A maximum of 10 investors is exposed to large margins and they are at breaking point.

The main contributo­rs to the market's incline were cutting corporate taxes, printing Rs.1.8 trillion money, controllin­g imports, and slashing interest rates. These were magnets for the new traders and the seasoned ones - especially those who were in the pump and dump game a decade ago.

Adding insult to injury, what most traders failed to ( didn't want to) see is that corporates in '21 that posted 'highest ever' profits did so due to external factors.

This means that tax reduction contribute­d highly to corporates' profit growth. This further attracted traders greedy enough to borrow cash ( as interest rates were low) and invest. To top this money printing added fuel to the fire and gave investors such a sugar high fetching them windfall profits.

Certain retail investors said that some stockbroke­rs had advised them to mortgage their fixed assets such as houses and park that money into certain recommende­d stocks.

There is nothing short of a revolution taking place in the country and it seems that the old guard has still not got the message; even after over 10 years.

It is important to know that none of the investors was forced to trade in the market. "The market rise was not stopped when it touched unexpected highs and traders could buy. Similarly, no one should stop them from selling," a stockbroke­r told the Business Times on Wednesday.

Another stockbroke­r agreed pointing out that the same people who bought when the CSE went up are scrambling to get out now.

The CSE has Rs.52 billion in margin credit.

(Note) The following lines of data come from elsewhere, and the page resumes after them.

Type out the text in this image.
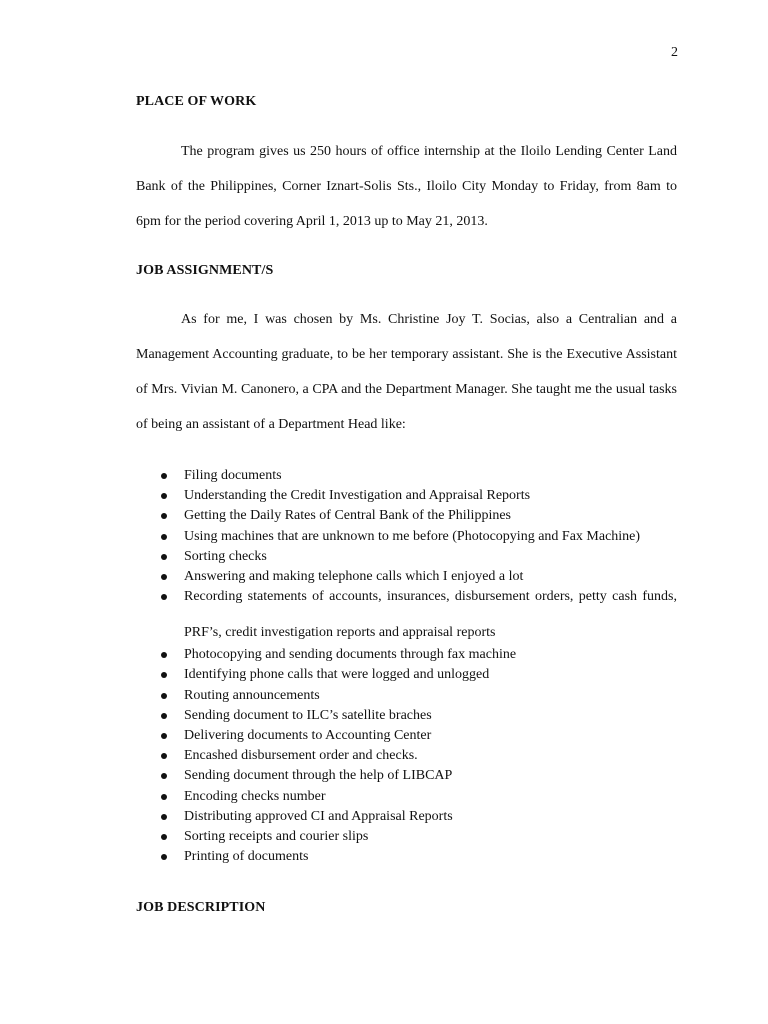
2
PLACE OF WORK

The program gives us 250 hours of office internship at the Iloilo Lending Center Land Bank of the Philippines, Corner Iznart-Solis Sts., Iloilo City Monday to Friday, from 8am to 6pm for the period covering April 1, 2013 up to May 21, 2013.

JOB ASSIGNMENT/S

As for me, I was chosen by Ms. Christine Joy T. Socias, also a Centralian and a Management Accounting graduate, to be her temporary assistant. She is the Executive Assistant of Mrs. Vivian M. Canonero, a CPA and the Department Manager. She taught me the usual tasks of being an assistant of a Department Head like:

Filing documents
Understanding the Credit Investigation and Appraisal Reports
Getting the Daily Rates of Central Bank of the Philippines
Using machines that are unknown to me before (Photocopying and Fax Machine)
Sorting checks
Answering and making telephone calls which I enjoyed a lot
Recording statements of accounts, insurances, disbursement orders, petty cash funds, PRF’s, credit investigation reports and appraisal reports
Photocopying and sending documents through fax machine
Identifying phone calls that were logged and unlogged
Routing announcements
Sending document to ILC’s satellite braches
Delivering documents to Accounting Center
Encashed disbursement order and checks.
Sending document through the help of LIBCAP
Encoding checks number
Distributing approved CI and Appraisal Reports
Sorting receipts and courier slips
Printing of documents
JOB DESCRIPTION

Analysts put the blame on certain market intermedia­ries such as margin providers saying that they also failed the market run for getting their fiduciary responsibi­lities which require imparting advice to investors based on suitabilit­y tests.

The investors that came to the market during the past two years were relatively immature and it was up to them to advise not to take excessive amounts off risks by extending margin credit than what those traders can afford, a senior analyst said.

However those who want a moratorium point out that with high inflation and high interest rates the exchange gets depreciate­d. With the depreciati­on all good sense services including stock market shares will get repriced.

“All these years the repricing happened over a certain period. But now the sudden collapse in the exchange rate didn't allow repricing at the same speed that investors were used to,” an investor, who wanted the moratorium, said.

He added that listed companies are reporting higher profits parallel to the current exchange rate depreciati­on and high inflation. “We are requesting a moratorium till the repricing of shares take place.”